コンクリートユートピア』は、人気ウェブトゥーンが原作。凄惨な舞台設定を映像で再現するために巨大なセットが作られ、CG制作にも充分時間をかけたと言う。オム・テファ監督は、「ウェブトーン原作だからというより、原作が持つ漫画的な部分にどうリアリティを持たせるかを基盤に脚本と演出を練りました」と語る。原作では第二部にあたるアパート内外の混乱を物語の核に置き、能動的なキャラクターを主役に設定した。その能動的なキャラクター、ヨンタクを演じるのは韓国を代表する大スター、イ・ビョンホン。一見地味な男だが、アパート内で起きた火災に危険を顧みずに対処した行動力を買われ、住民代表に選出される。権力を得て傲慢さを見せ始めるヨンタク、住人たちを従えカラオケに興じるヨンタク、さらに豹変するヨンタク…と、イ・ビョンホンの七変化は今作の見どころの一つでもある。

目を見開き体を張った演技を見せたイ・ビョンホンは、「変身するために作品を選んでいるわけではないです」と断り、今作における役作りについてこう語る。「以前演じた役と似たようなキャラクターだとしても、その人物にはまるよう努力をして演じると、結果的に今までと違う表現ができているような気がします。同じキャラクターを演じているわけではないので、当然ですよね。今回は、脚本の段階で監督と話し合い、アイデアを出し合いました。人間とは、就いたポジションによって少しずつ変わっていくものです。ヨンタクの場合は権力を得て強気になっていく。あまりにも過度に変化を見せると演じる側としても感情移入が難しいので、客観的に見て『自分でもああなるかもしれないな』という程度に抑えました。観客が納得してくれるくらいの説得力のある変化を目指しました。そういう変化は過程がおもしろそうだな、と感じました」。
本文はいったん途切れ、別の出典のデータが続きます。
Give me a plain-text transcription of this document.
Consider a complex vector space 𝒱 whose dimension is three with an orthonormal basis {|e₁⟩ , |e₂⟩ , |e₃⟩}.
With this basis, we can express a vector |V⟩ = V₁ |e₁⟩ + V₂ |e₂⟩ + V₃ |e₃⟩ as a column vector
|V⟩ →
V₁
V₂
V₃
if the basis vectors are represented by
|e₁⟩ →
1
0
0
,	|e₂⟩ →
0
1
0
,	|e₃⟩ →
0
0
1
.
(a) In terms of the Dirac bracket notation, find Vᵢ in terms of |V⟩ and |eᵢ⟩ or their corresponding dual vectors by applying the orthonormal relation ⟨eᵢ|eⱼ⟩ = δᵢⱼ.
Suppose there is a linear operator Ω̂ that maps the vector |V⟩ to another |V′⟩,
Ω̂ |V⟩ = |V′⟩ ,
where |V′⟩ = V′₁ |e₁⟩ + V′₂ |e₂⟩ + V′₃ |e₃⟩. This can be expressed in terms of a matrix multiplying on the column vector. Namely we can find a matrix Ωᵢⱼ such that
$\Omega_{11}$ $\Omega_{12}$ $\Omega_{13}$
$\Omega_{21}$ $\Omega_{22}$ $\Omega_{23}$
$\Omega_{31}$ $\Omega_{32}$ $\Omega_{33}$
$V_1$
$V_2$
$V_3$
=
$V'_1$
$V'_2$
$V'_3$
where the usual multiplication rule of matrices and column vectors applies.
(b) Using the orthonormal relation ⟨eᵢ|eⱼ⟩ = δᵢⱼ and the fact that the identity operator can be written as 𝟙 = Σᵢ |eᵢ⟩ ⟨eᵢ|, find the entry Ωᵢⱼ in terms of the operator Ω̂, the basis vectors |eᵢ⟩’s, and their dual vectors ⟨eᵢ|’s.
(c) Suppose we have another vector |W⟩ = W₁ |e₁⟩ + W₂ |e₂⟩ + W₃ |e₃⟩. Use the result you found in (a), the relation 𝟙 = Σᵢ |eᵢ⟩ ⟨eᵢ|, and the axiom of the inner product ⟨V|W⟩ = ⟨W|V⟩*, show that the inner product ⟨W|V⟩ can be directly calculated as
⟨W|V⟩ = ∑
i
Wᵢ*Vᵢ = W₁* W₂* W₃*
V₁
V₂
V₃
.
ちなみに今作はほぼ時系列通りの撮影順だったので、感情の流れも継続しやすかったという。イ・ビョンホンは、「たまに、次のシーンを撮るまで1か月以上空いたりすることがあるんです。そうすると、キャラクターを思い出すのも大変です。こうやってインタビューを受けるときも、パンデミック前に撮った作品だったりすると、3年くらい空いているわけです。監督や共演者たちが集まった時に『あれ、君も出演してたっけ?』という確認から始まったりする(笑)」と笑う。

イ・ビョンホンは近作だけでも、『KCIA 南山の部長たち』(20)、『非常宣言』(22)、ドラマ「イカゲーム」や「私たちのブルース」など作品ごとに違う顔を見せてきたが、いままで演じたことがない、挑戦してみたい役は「特にありません」と言う。「良いストーリーに出会いたいとは思うけれど、こういう役を演じてみたいとは考えないほうです。良い物語に出会うと、どんな役でも一緒にやりたいと渇望します」と言いながら、「『コンクリートユートピア』は役柄を聞かずに脚本を読みましたが、最初に『いいな』と思ったのは、キム・ソニョンさんが演じた婦人会会長のグメでした」と明かしてくれた。

■「韓国でポスト・アポカリプス(終末世界)を描くのに、アパートほど適切な場所はない」(オム・テファ監督)

災害後の避難場所として、アパートは住民のユートピアとなる。オム・テファ監督は「アパートという空間に対して韓国人が持つ特別な感情と情緒を描きたかった」と語り、とても韓国らしい作品だと自認する。「アパートもそうですが、家族に対する考え方も国によって違いますよね。アパートは富の象徴でもあり、分断を生む原因にもなる。韓国の高度成長期に、国が主導してたくさんの住民を収容できるアパートを建設しました。発展と共にアパートの数は増え、今ではブランドアパートメントやラグジュアリーアパートメントといったものも現れ、富の象徴として住宅形態が捉えられています。これは最近の韓国ならではの問題なのではないかと思います。国民の50%以上がアパートに住んでいて、僕自身もアパートで育ちました。韓国におけるポスト・アポカリプス(終末世界)を描くのに、アパートほど適切な場所はないと思ったのです」。ハリウッド映画にも出演しているイ・ビョンホンは、「韓国におけるアパートは、政治、社会、歴史、文化的に様々な文脈を持っています。なので、日本や外国の方々がどうご覧になるのかとても気になっています」と、世界での受け取られ方にも期待を寄せる。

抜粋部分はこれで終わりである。